Piwi al 10% per il Pinot Grigio delle Venezie

Se, quindi, la ricerca ha dato i suoi frutti, ora sta ai Consorzi del vino raccoglierli. Il primo ad averlo fatto è l’ente di tutela delle Venezie, che non solo ha sperimentato sul campo questi vitigni ma ha provato ad inserirli per il 10% nel disciplinare della Doc Pinot Grigio. Per avere l’ok, però, deve aspettare la modifica del Testo Unico del vino di cui sopra.
«Sarebbe la prima volta che i vitigni resistenti entrano dentro ad una Doc – spiega il presidente del Consorzio Albino Armani – Non vediamo argomenti, se non ideologici, per dire no. Per questo invitiamo anche le altre Doc a crederci». L’altro grande Consorzio che ha avviato la sperimentazione è il Prosecco Doc: «Non provarci sarebbe un errore», conferma il direttore Luca Giavi.

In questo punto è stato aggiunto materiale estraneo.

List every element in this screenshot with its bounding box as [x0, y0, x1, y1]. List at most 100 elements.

Vinitaly: banco di prova per i resistenti

Intanto crescono i produttori che ci credono, come stiamo vedendo a questo Vinitaly dove sono una trentina quelli di Piwi Italia presenti. E per il 2026 c’è già una novità: l’associazione vorrebbe partecipare alla Fiera di Verona con uno stand collettivo. Un chiaro segnale per dire “anche noi siamo pronti a scendere in campo”. In fondo la prima partita da vincere è quella contro il pregiudizio, dove resistere è, ancora una volta, la parola d’ordine.